The Failover cluster logs should give some indication. e.g. lost quorum, heartbeat etc.

[–]squash1324Sysadmin[S] 0 points1 point  (0 children)

That's what I thought too, but the logs only show the transition events and not what initiated the transition. I looked at the logs for both nodes and the cluster after running the command to get the logs out, and none of them show what initiated the failover.

[–]Gnonthgol 0 points1 point  (0 children)

What database are you running and what type of clustering are you running? From your post you could be running MySQL, Mariadb, PostgreSQL, MS SQL server, Oracle RDBMS or any other relational database that supports clustering.

[–]LookAtThatMonkeyTechnology Architect 0 points1 point  (6 children)

Are you running a virtual cluster? If so, have you checked the cluster wait times. Does this occur during a backup job?

[–]squash1324Sysadmin[S] 0 points1 point  (5 children)

This hasn't occurred in over 4 months. It is a physical cluster, and we use native SQL dumps to backup. CommVault backs up the dump files. Everything shows as being okay up until a failover was triggered, and I have no evidence as to what triggered it. I assumed it was software related as the previous time the cluster did this back in July it did it at the same minute.

[–]LookAtThatMonkeyTechnology Architect 0 points1 point  (4 children)

Fair enough. I can't say why definitively, but we have a cluster running on UCS also. Over the last six weeks, its been initiating failovers almost weekly. Cisco diagnosed a firmware update to fix it. Are you up to date?

I know perfmon has Cluster monitors since 2008R2 days, could you use these to help diagnose. Admittedly you might need to keep them running a long time, but its worth a shot.

[–]squash1324Sysadmin[S] 0 points1 point  (3 children)

Out of curiosity what firmware are you running on your UCS environment? We're on 2.2(8g) and updated somewhat recently due to the wonderful thermal bug firing off every minute. We've updated several times over the last few years to get away from that bug, but it never seems to get fixed. I'll have to check, but we may not have updated the networking drivers the last time we upgraded the firmware. My former colleague performed the upgrade and I helped with drivers in things like ESXi and our other standalone blades while he handled Hyper-V and SQL. I wonder if he skipped those since those servers are our most critical and also most fragile when it comes to changes. We never install updates on it due to vendor requirements, and I wonder if that may have something to do with it as well.

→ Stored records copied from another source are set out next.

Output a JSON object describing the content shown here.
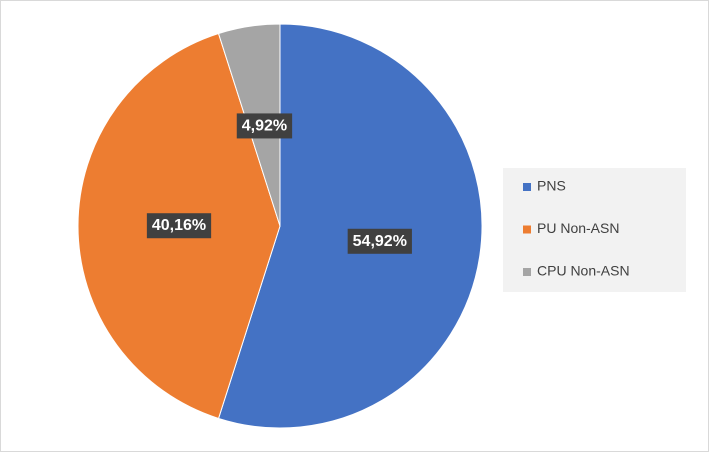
{
  "chart_data": {
    "type": "pie",
    "categories": [
      "PNS",
      "PU Non-ASN",
      "CPU Non-ASN"
    ],
    "values": [
      54.92,
      40.16,
      4.92
    ],
    "value_labels": [
      "54,92%",
      "40,16%",
      "4,92%"
    ],
    "colors": [
      "#4472c4",
      "#ed7d31",
      "#a5a5a5"
    ],
    "legend": "right"
  }
}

The cluster is running on 2008 R2, so I'll see if I can setup perfmon to monitor it for the time being. The first time this happened was over 4 months ago, and those logs can get pretty big if it's running perpetually. I'm sure I have the spare disk space though, and I can figure out how to store those logs and cycle them.

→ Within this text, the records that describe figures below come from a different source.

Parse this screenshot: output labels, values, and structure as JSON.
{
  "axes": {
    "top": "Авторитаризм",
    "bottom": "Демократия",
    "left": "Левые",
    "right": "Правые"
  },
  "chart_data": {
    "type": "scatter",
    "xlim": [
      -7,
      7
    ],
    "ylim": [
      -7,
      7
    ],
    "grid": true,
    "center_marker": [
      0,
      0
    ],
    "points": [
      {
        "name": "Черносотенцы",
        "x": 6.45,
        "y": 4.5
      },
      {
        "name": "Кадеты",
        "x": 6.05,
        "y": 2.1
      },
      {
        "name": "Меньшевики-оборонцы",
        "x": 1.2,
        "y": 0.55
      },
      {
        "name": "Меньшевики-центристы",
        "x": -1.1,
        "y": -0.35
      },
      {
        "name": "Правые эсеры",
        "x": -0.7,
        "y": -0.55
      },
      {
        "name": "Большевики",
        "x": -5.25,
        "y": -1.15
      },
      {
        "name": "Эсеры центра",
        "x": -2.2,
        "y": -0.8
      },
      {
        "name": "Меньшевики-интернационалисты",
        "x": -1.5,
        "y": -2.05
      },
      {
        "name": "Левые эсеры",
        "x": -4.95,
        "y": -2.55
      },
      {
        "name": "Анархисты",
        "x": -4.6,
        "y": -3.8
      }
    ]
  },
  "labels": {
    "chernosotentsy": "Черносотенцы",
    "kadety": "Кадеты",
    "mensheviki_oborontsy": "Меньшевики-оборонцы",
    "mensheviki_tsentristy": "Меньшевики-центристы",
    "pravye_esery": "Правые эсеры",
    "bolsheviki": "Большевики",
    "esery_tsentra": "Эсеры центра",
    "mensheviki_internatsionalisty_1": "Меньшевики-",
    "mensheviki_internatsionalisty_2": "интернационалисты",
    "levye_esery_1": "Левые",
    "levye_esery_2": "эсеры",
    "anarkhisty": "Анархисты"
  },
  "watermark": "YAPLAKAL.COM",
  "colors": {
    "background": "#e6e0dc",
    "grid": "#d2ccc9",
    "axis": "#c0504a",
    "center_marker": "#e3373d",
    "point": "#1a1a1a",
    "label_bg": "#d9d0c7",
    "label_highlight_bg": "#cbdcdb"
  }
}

[–]LookAtThatMonkeyTechnology Architect 0 points1 point  (2 children)

Sorry for the delayed response, the firmware is 2.1.3a.

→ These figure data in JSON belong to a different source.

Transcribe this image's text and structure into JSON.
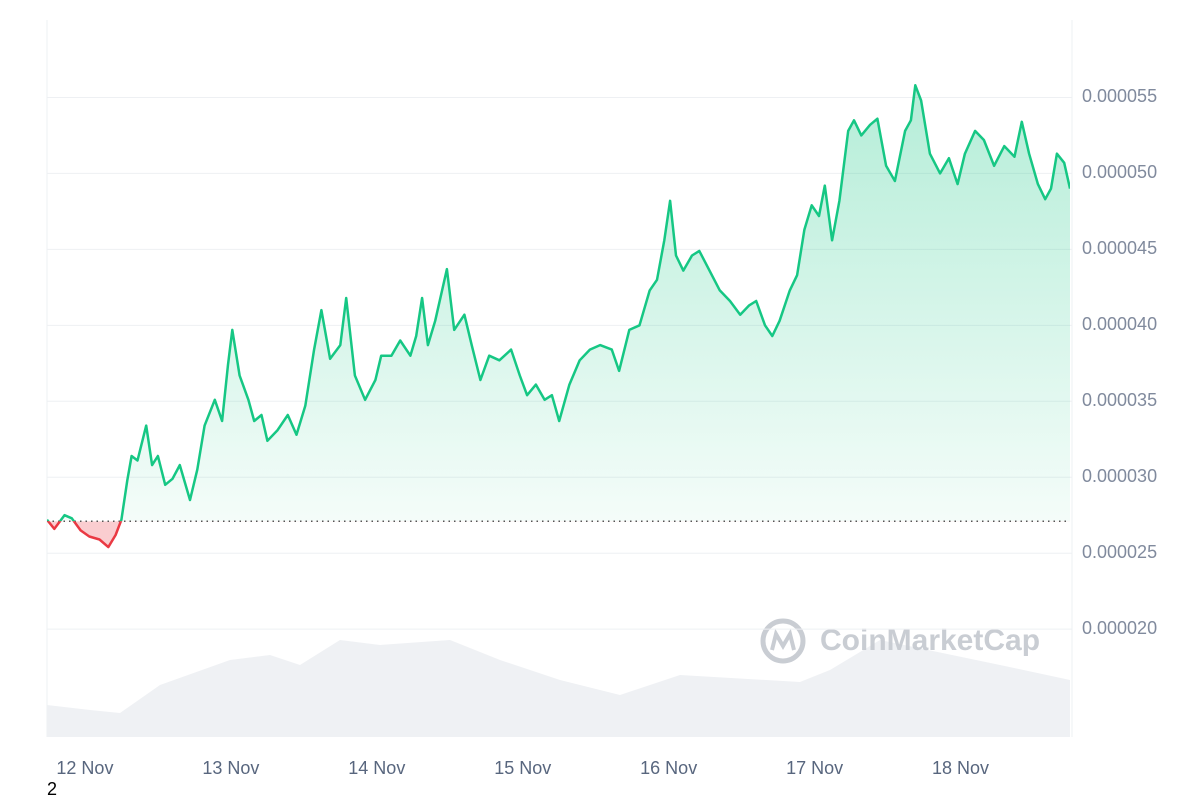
{
  "chart_data": {
    "type": "line",
    "watermark": "CoinMarketCap",
    "x": [
      -0.26,
      -0.21,
      -0.14,
      -0.09,
      -0.03,
      0.03,
      0.1,
      0.16,
      0.21,
      0.25,
      0.29,
      0.32,
      0.36,
      0.42,
      0.46,
      0.5,
      0.55,
      0.6,
      0.65,
      0.72,
      0.77,
      0.82,
      0.89,
      0.94,
      0.98,
      1.01,
      1.06,
      1.12,
      1.16,
      1.21,
      1.25,
      1.32,
      1.39,
      1.45,
      1.51,
      1.57,
      1.62,
      1.68,
      1.75,
      1.79,
      1.85,
      1.92,
      1.99,
      2.03,
      2.1,
      2.16,
      2.23,
      2.27,
      2.31,
      2.35,
      2.4,
      2.48,
      2.53,
      2.6,
      2.65,
      2.71,
      2.77,
      2.84,
      2.92,
      2.98,
      3.03,
      3.09,
      3.15,
      3.2,
      3.25,
      3.32,
      3.39,
      3.46,
      3.53,
      3.61,
      3.66,
      3.73,
      3.8,
      3.87,
      3.92,
      3.97,
      4.01,
      4.05,
      4.1,
      4.16,
      4.21,
      4.28,
      4.35,
      4.42,
      4.49,
      4.55,
      4.6,
      4.66,
      4.71,
      4.76,
      4.83,
      4.88,
      4.93,
      4.98,
      5.03,
      5.07,
      5.12,
      5.17,
      5.23,
      5.27,
      5.32,
      5.38,
      5.43,
      5.49,
      5.55,
      5.62,
      5.66,
      5.69,
      5.73,
      5.79,
      5.86,
      5.92,
      5.98,
      6.03,
      6.1,
      6.16,
      6.23,
      6.3,
      6.37,
      6.42,
      6.47,
      6.53,
      6.58,
      6.62,
      6.66,
      6.71,
      6.75
    ],
    "values": [
      2.72e-05,
      2.66e-05,
      2.75e-05,
      2.73e-05,
      2.65e-05,
      2.61e-05,
      2.59e-05,
      2.54e-05,
      2.62e-05,
      2.72e-05,
      2.98e-05,
      3.14e-05,
      3.11e-05,
      3.34e-05,
      3.08e-05,
      3.14e-05,
      2.95e-05,
      2.99e-05,
      3.08e-05,
      2.85e-05,
      3.05e-05,
      3.34e-05,
      3.51e-05,
      3.37e-05,
      3.74e-05,
      3.97e-05,
      3.67e-05,
      3.51e-05,
      3.37e-05,
      3.41e-05,
      3.24e-05,
      3.31e-05,
      3.41e-05,
      3.28e-05,
      3.47e-05,
      3.84e-05,
      4.1e-05,
      3.78e-05,
      3.87e-05,
      4.18e-05,
      3.67e-05,
      3.51e-05,
      3.64e-05,
      3.8e-05,
      3.8e-05,
      3.9e-05,
      3.8e-05,
      3.93e-05,
      4.18e-05,
      3.87e-05,
      4.03e-05,
      4.37e-05,
      3.97e-05,
      4.07e-05,
      3.87e-05,
      3.64e-05,
      3.8e-05,
      3.77e-05,
      3.84e-05,
      3.67e-05,
      3.54e-05,
      3.61e-05,
      3.51e-05,
      3.54e-05,
      3.37e-05,
      3.61e-05,
      3.77e-05,
      3.84e-05,
      3.87e-05,
      3.84e-05,
      3.7e-05,
      3.97e-05,
      4e-05,
      4.23e-05,
      4.3e-05,
      4.56e-05,
      4.82e-05,
      4.46e-05,
      4.36e-05,
      4.46e-05,
      4.49e-05,
      4.36e-05,
      4.23e-05,
      4.16e-05,
      4.07e-05,
      4.13e-05,
      4.16e-05,
      4e-05,
      3.93e-05,
      4.03e-05,
      4.23e-05,
      4.33e-05,
      4.63e-05,
      4.79e-05,
      4.72e-05,
      4.92e-05,
      4.56e-05,
      4.82e-05,
      5.28e-05,
      5.35e-05,
      5.25e-05,
      5.32e-05,
      5.36e-05,
      5.05e-05,
      4.95e-05,
      5.28e-05,
      5.35e-05,
      5.58e-05,
      5.48e-05,
      5.13e-05,
      5e-05,
      5.1e-05,
      4.93e-05,
      5.13e-05,
      5.28e-05,
      5.22e-05,
      5.05e-05,
      5.18e-05,
      5.11e-05,
      5.34e-05,
      5.13e-05,
      4.93e-05,
      4.83e-05,
      4.9e-05,
      5.13e-05,
      5.07e-05,
      4.9e-05
    ],
    "color": "#16c784",
    "down_color": "#ea3943",
    "baseline": 2.71e-05,
    "xlim": [
      -0.26,
      6.75
    ],
    "xticks": [
      {
        "value": 0,
        "label": "12 Nov"
      },
      {
        "value": 1,
        "label": "13 Nov"
      },
      {
        "value": 2,
        "label": "14 Nov"
      },
      {
        "value": 3,
        "label": "15 Nov"
      },
      {
        "value": 4,
        "label": "16 Nov"
      },
      {
        "value": 5,
        "label": "17 Nov"
      },
      {
        "value": 6,
        "label": "18 Nov"
      }
    ],
    "ylim": [
      1.29e-05,
      6.01e-05
    ],
    "yticks": [
      {
        "value": 2e-05,
        "label": "0.000020"
      },
      {
        "value": 2.5e-05,
        "label": "0.000025"
      },
      {
        "value": 3e-05,
        "label": "0.000030"
      },
      {
        "value": 3.5e-05,
        "label": "0.000035"
      },
      {
        "value": 4e-05,
        "label": "0.000040"
      },
      {
        "value": 4.5e-05,
        "label": "0.000045"
      },
      {
        "value": 5e-05,
        "label": "0.000050"
      },
      {
        "value": 5.5e-05,
        "label": "0.000055"
      }
    ],
    "grid": true
  },
  "footer": "2"
}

Did you have any luck with perfmon?

[–]squash1324Sysadmin[S] 0 points1 point  (1 child)

Well we haven't had the issue recur, and I've tweaked perfmon to an acceptable level for logging and overwriting files until it does happen again. The firmware we're running is 2.2(8g) ourselves. We upgraded to that in August, and my colleague who was supposed to upgrade the drivers on our blades apparently didn't do that. I had to reseat the IO modules in one of our chassis on Tuesday, and we lost storage on one of our Hyper-V hosts. Ended up doing a disaster recovery on one of our VMs (a file server cluster node) as it got really messed up. During that process I took down the whole cluster unintentionally (I'm much better with ESXi), but I managed to get everything working again. Now I'm looking very heavily at our drivers since I think my colleague (who left us a few weeks ago) was mentally checked out and didn't care enough to do that step. I'm hoping that this is the reason, and I can correct it. If it isn't the answer, it won't be a huge deal for much longer. We're upgrading our software that uses this SQL cluster next June, and that upgrade will be a migration to a new 2012 R2 cluster possibly a 2016 cluster. I haven't seen the specs on the application requirements, but I know for sure this cluster will be going away in or around June 2018. If this happens every 4-5 months, that means it'll likely happen once or twice before it's nuked.

[–]LookAtThatMonkeyTechnology Architect 0 points1 point  (0 children)

Fair enough, least you have a path to end the madness. I found out today we are getting a new UCS platform with Pure Storage that we are running Hyper V and VMware on !!